Municipium is a 2008 game from Reiner Knizia. It was published by Valley Games, which had a bit of reputation during its days. They managed to secure rights to two long out-of-print classics, and the gamer community was lucky to see these back in print. One of the games was Die Macher, and the other Hannibal: Rome vs Carthage. Valley Games often used art and design from Mike Doyle. I used to follow his blog. His style was unconventional. Some of the games with his design work had some useability concerns, but the art was bold and fresh.
The copy of Municipium I bought was a second hand copy. I saw someone selling it on Facebook and decided to get it on a whim. This is an out-of-print game and not easy to come by. I later realised that Allen my regular gaming buddy who lives a 5-minute drive away from me actually has a copy. I had completely forgotten that. Anyway, I’m happy to own this rare game from Knizia.
The setting in Municipium is a colonial town of the great Roman Empire. The town is developed and administered following the Roman governmental template, which means you need to have a temple, a bath and other such buildings that civilised people have. Players are powerful families in town, vying for influence. You send your family members to mingle with folks at the various buildings, hoping to gain influence over the citizenry. There are four classes of citizens (in four different colours) and you need to charm all of them. Whenever you collect a set of citizens in four different colours, you swap them for a coin. Whoever is first to collect his fifth coin wins the game.
There are 7 buildings on the board. The temple is at the centre. The other six surround it and are linked by a circular path. The temple is accessible via two of the buildings. Your family members travel along the paths to the various buildings. Every player has exactly 7 family members. What you do on your turn is simple: take two steps and play a card. You may get one family member to take two steps, or you may ask two family members to each take one step. As for playing a card, you either draw one from the common draw deck to play immediately, or you play one of your three personal cards. Personal cards are single-use, so you better save them for when they are most effective. Cards in the game have a number of different effects, e.g. letting you use the power of a building where you have more family members than everyone else.

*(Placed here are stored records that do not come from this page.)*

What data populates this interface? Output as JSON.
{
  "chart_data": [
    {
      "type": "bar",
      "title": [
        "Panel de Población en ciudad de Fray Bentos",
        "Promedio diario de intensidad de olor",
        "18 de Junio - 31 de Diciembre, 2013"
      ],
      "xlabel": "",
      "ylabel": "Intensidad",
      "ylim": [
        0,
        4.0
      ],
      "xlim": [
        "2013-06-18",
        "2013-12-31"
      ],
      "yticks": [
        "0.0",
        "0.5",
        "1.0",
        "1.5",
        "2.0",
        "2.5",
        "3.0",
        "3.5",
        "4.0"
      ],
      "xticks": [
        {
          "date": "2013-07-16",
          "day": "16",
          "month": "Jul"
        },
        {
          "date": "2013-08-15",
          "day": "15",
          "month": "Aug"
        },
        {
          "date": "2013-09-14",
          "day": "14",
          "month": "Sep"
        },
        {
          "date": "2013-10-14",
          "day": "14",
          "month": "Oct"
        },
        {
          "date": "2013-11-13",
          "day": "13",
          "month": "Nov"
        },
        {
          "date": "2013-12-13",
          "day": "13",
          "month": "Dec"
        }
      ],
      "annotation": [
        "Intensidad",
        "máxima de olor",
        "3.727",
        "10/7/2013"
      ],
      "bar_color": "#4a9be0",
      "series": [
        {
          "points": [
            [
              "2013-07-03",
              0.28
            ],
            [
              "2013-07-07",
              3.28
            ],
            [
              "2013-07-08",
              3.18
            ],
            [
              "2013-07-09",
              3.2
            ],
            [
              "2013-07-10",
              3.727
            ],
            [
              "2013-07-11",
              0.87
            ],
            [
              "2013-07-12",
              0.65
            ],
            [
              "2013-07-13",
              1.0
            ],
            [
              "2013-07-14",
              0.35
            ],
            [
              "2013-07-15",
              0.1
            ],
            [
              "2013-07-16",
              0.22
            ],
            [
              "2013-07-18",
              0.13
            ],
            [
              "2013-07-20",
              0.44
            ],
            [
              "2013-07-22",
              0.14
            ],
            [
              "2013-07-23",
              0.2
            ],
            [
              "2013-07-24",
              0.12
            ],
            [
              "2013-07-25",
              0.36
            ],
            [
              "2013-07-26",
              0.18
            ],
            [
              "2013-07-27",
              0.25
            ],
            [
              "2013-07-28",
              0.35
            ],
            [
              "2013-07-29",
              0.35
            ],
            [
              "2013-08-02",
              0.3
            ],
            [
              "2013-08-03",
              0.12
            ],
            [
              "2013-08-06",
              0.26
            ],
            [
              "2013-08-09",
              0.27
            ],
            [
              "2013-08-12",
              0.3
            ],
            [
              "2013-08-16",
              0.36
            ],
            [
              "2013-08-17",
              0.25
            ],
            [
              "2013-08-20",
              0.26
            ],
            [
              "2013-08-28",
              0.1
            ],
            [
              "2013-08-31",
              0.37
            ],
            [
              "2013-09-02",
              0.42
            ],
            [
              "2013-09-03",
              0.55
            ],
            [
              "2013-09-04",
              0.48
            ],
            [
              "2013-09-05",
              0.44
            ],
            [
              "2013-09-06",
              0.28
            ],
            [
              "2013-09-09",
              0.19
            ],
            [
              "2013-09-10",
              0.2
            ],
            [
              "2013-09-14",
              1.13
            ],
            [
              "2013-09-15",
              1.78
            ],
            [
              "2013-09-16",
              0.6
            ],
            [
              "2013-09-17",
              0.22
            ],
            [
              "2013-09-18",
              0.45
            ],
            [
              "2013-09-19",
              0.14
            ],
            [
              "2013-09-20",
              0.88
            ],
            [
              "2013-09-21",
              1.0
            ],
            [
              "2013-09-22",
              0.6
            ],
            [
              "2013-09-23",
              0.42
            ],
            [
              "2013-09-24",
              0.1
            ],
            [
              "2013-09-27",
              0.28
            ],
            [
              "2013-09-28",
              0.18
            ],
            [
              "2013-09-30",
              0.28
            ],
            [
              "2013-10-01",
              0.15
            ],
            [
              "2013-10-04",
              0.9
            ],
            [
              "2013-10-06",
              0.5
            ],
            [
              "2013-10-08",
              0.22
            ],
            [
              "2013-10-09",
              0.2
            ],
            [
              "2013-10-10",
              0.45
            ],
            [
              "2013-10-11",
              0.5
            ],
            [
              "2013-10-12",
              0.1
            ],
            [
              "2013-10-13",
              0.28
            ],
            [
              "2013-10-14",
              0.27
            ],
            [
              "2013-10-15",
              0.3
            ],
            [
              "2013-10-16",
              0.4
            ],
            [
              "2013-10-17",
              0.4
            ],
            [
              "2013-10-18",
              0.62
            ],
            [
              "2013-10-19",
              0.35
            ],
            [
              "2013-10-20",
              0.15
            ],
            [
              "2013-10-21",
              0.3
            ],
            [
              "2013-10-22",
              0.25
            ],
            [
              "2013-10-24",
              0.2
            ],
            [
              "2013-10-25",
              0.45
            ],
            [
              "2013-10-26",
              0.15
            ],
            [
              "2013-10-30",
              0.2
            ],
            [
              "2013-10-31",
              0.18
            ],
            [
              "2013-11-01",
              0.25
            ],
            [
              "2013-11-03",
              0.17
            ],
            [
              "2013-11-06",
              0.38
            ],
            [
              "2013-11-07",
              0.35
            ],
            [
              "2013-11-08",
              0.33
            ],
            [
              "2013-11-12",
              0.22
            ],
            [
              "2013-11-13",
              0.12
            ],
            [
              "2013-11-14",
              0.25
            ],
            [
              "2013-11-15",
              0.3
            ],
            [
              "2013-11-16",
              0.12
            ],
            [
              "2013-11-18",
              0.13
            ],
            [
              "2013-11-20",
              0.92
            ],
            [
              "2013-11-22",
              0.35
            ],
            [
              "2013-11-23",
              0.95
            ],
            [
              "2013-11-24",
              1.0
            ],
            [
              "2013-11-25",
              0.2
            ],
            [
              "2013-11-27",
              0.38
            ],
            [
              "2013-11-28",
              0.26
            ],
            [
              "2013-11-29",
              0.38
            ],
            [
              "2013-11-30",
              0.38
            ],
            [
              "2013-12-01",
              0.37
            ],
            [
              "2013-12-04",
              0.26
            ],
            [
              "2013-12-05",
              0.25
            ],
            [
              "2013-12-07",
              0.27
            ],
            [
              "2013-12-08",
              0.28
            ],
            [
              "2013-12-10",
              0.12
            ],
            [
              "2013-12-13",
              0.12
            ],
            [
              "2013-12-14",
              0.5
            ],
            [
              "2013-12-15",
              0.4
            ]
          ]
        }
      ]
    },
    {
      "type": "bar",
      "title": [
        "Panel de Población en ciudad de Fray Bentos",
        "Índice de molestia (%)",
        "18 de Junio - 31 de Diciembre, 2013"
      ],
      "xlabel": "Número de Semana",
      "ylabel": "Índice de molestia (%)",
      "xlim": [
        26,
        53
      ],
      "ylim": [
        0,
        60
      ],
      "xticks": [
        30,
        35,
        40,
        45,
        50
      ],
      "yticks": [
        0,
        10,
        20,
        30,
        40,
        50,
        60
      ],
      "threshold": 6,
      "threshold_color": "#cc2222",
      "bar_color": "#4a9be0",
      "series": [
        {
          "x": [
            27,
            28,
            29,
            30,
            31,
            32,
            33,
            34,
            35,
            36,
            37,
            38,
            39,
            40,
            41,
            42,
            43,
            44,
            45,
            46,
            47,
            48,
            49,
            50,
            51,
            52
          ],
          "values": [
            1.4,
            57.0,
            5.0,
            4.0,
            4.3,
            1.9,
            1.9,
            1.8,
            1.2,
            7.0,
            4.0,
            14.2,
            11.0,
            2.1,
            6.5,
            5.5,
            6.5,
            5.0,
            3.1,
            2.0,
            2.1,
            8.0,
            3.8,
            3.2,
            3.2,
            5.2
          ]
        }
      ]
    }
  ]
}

One card effect is advancing the praefect, i.e. the large white pawn above. The praefect always moves one step clockwise along the circle of buildings. Whenever he stops, he gives out a favour token to whoever has the most family members at the building. Favour tokens are just like citizens, except they are jokers and can be treated as any colour.
Every building is associated with one of the four citizen colours. Whenever citizens of a particular colour are added, they must go to a building of that colour. Once a building has three citizens, it is “harvest” time. Whoever has the most family members gets to claim two of the citizens. The player with the second most family members gets the third citizen. Generally this is how you collect citizens.
You will always be competing to have the most family members at as many buildings as possible. You need this to win citizens and also to trigger the building powers. The temple at the centre is for tiebreaking. When the game starts, the tiebreaker priority is set based on family members at the temple. Once the game gets going, this priority is only updated when the temple power is triggered. Ties do happen frequently, so it is often important to fight at the temple. OK that sounds wrong and blasphemous.
These are the personal cards. Everyone gets the same three cards. They are generally more powerful so use them wisely.
When your family member wears a crown he has the strength of two family members. One of the buildings crown your family members. This is a form of investment. If you invest early in strengthening your family members, it can give you a significant advantage for the rest of the game.
Once you have a set of four citizens, you must trade them in for one coin. The winning condition is 5 coins.
When I first read the rules the game felt a little complicated. Each building has a different power. There are a few situations that can be triggered by player actions and card effects, which need to be handled in specific ways. There are quite a few different card powers too. However once I started playing, I found the game pretty straight-forward. It’s just move two steps and play a card.
Municipium is at its core an area majority game. You compete to have the most family members at the various buildings at the right time, i.e. when the building powers are being triggered, and when there are enough citizens to get distributed. Everyone only has seven family members. If you want to be strong in some buildings, you will be weak in others. Priorities priorities priorities.
The praefect moves in a somewhat predictable manner, so players naturally gravitate towards competing at the next building he will visit. This is a tactical aspect of the game. The game has both strategic and tactical elements, and you can’t ignore either. You need to worry about your overall board position because it’s important for your general success. Yet you must not neglect the small tactical wins because they do add up.
Municipium was never particularly popular. It is a medium weight game. I think the lack of popularity is partly because it is in an awkward niche. It is not simple and welcoming enough to appeal to people who like light and casual games, and it is not the kind of heavy Eurogame that attracts the hardcore Eurogamers. The artwork probably detracted from its appeal. At first glance the board looks rather dull. I find it a game with character. The building powers are interesting and combine to create a coherent and unique experience. They are not just random powers thrown together to create a problem for players to solve. You can make clever combos from building powers. I always enjoy games that provide opportunities for smart play. This is a game with high player interaction.
I consider myself lucky to land a copy of Municipium!